Tribunal to rule on Gay clergyman refused NHS chaplaincy job because he is in same-sex marriage

Posted: Tue, 16th Jun 2015

A Bishop stripped a Church of England clergyman of the licence needed to take a hospital chaplaincy job because he is in a same-sex marriage.

Canon Jeremy Pemberton has now taken his case to an employment tribunal and is arguing under the 2010 Equality Act that he was the victim of unlawful discrimination at the hands of the Church. The tribunal began on Monday 15 June 2015, and will continue for a week.

NSS campaigns manager Stephen Evans said: "There are numerous problems around how chaplaincy services are provisioned, but it is particularly troubling to see this apparently open discrimination applied to a job that is paid for by the taxpayer, supposedly to offer a service of spiritual care to all".

Canon Pemberton was blocked for promotion in 2014 and refused the documentation required to take a new job working as 'bereavement manager' for Sherwood Forest Hospitals NHS Foundation Trust. Despite the fact that NHS chaplains are funded by the taxpayer and not the Church, the Canon still required a licence from the diocese to move from his post into the new role. Owing to his marriage, the offer of the promotion was withdrawn.

When the offer was retracted in August 2014, Canon Permberton said: "I'm not going to bow out gracefully and take a low profile. I think this needs to be tested [legally] and I think in due course it probably will be somewhere."

He also commented that "there are … quite a lot of gay and lesbian Church of England chaplains working in the health service."

In March, new guidance published by NHS England required hospitals to consider the needs of non-religious patients by making sure they had access to appropriate pastoral care- and it defined chaplaincy in broad terms, encompassing "non-religious pastoral and spiritual care providers who provide care to patients, family and staff."

The National Secular Society and the Secular Medical Forum cautiously welcomed the guidance at the time, and the Society has now reiterated the call it made then for a "truly secular system of chaplaincy".

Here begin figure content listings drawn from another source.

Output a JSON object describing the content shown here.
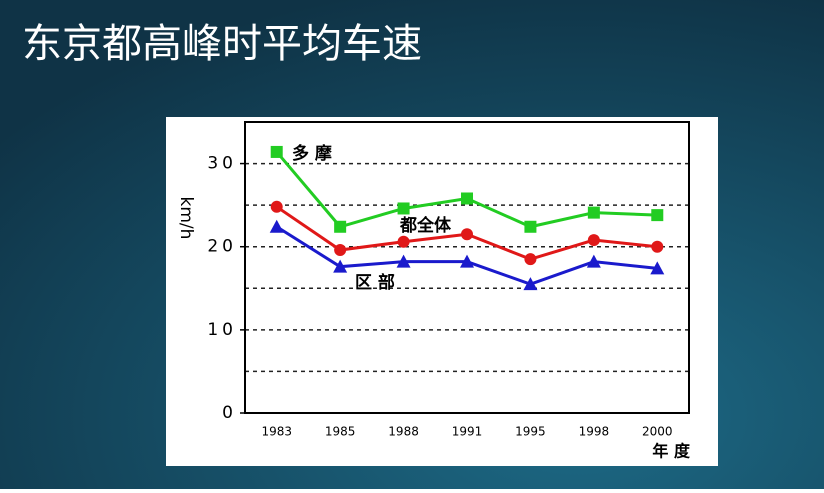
{
  "chart_data": {
    "type": "line",
    "title": "东京都高峰时平均车速",
    "categories": [
      "1983",
      "1985",
      "1988",
      "1991",
      "1995",
      "1998",
      "2000"
    ],
    "series": [
      {
        "name": "多 摩",
        "color": "#22cc22",
        "marker": "square",
        "values": [
          31.4,
          22.4,
          24.6,
          25.8,
          22.4,
          24.1,
          23.8
        ]
      },
      {
        "name": "都全体",
        "color": "#e01818",
        "marker": "circle",
        "values": [
          24.8,
          19.6,
          20.6,
          21.5,
          18.5,
          20.8,
          20.0
        ]
      },
      {
        "name": "区 部",
        "color": "#1a1acc",
        "marker": "triangle",
        "values": [
          22.4,
          17.6,
          18.2,
          18.2,
          15.5,
          18.2,
          17.4
        ]
      }
    ],
    "y_label": "km/h",
    "x_label": "年 度",
    "ylim": [
      0,
      35
    ],
    "yticks": [
      0,
      10,
      20,
      30
    ],
    "grid_values": [
      5,
      10,
      15,
      20,
      25,
      30
    ],
    "grid": true
  }
}
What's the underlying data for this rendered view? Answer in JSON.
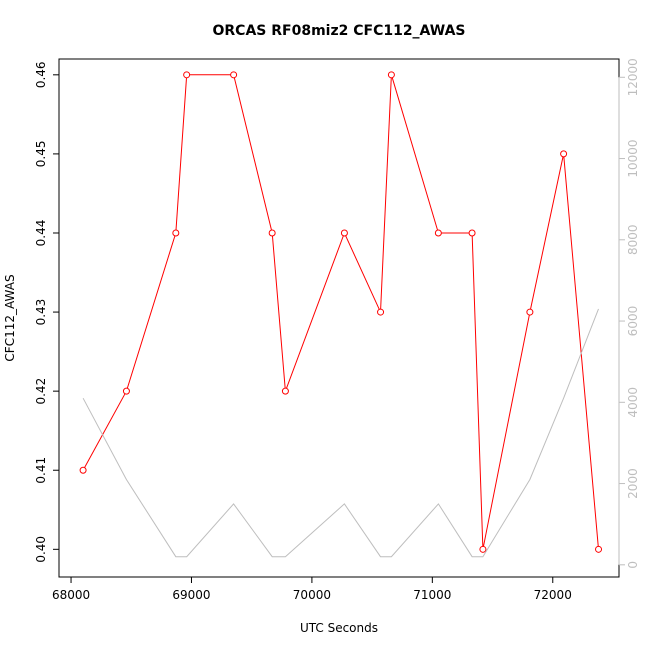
{
  "chart_data": {
    "type": "line",
    "title": "ORCAS RF08miz2 CFC112_AWAS",
    "xlabel": "UTC Seconds",
    "ylabel": "CFC112_AWAS",
    "xlim": [
      67900,
      72550
    ],
    "ylim": [
      0.3965,
      0.462
    ],
    "y2lim": [
      -300,
      12450
    ],
    "x_ticks": [
      68000,
      69000,
      70000,
      71000,
      72000
    ],
    "y_ticks": [
      0.4,
      0.41,
      0.42,
      0.43,
      0.44,
      0.45,
      0.46
    ],
    "y2_ticks": [
      0,
      2000,
      4000,
      6000,
      8000,
      10000,
      12000
    ],
    "series": [
      {
        "axis": "left",
        "color": "#ff0000",
        "marker": "open-circle",
        "x": [
          68100,
          68460,
          68870,
          68960,
          69350,
          69670,
          69780,
          70270,
          70570,
          70660,
          71050,
          71330,
          71420,
          71810,
          72090,
          72380
        ],
        "y": [
          0.41,
          0.42,
          0.44,
          0.46,
          0.46,
          0.44,
          0.42,
          0.44,
          0.43,
          0.46,
          0.44,
          0.44,
          0.4,
          0.43,
          0.45,
          0.4
        ]
      },
      {
        "axis": "right",
        "color": "#bebebe",
        "marker": "none",
        "x": [
          68100,
          68460,
          68870,
          68960,
          69350,
          69670,
          69780,
          70270,
          70570,
          70660,
          71050,
          71330,
          71420,
          71810,
          72090,
          72380
        ],
        "y": [
          4100,
          2100,
          200,
          200,
          1500,
          200,
          200,
          1500,
          200,
          200,
          1500,
          200,
          200,
          2100,
          4100,
          6300
        ]
      }
    ]
  }
}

Mr Evans added: "If someone is qualified to be a chaplain, they should not be disqualified because they are in a same-sex marriage or because of their sexual orientation.

"These kinds of problems will exist however, where the provision of chaplaincy support is explicitly religious and 'multi-faith'. If religious organisations want to provide support for people in hospitals, they should be free to do so. But it is not right that a taxpayer-funded post is denied to someone by the Church, because the applicant is in a gay marriage."

The BBC reported that "the Church will argue that its doctrine and pastoral guidance make clear that those in holy orders cannot enter into a same-sex marriage, as the Church still sees marriage as solely between a man and a woman."

When proceedings began, Church lawyers said Pemberton had contradicted Church teaching.

Canon Pemberton earlier said that in spite of the consequences, it was the "right thing to do" to marry his now-husband. He still works as an NHS chaplain in Lincolnshire.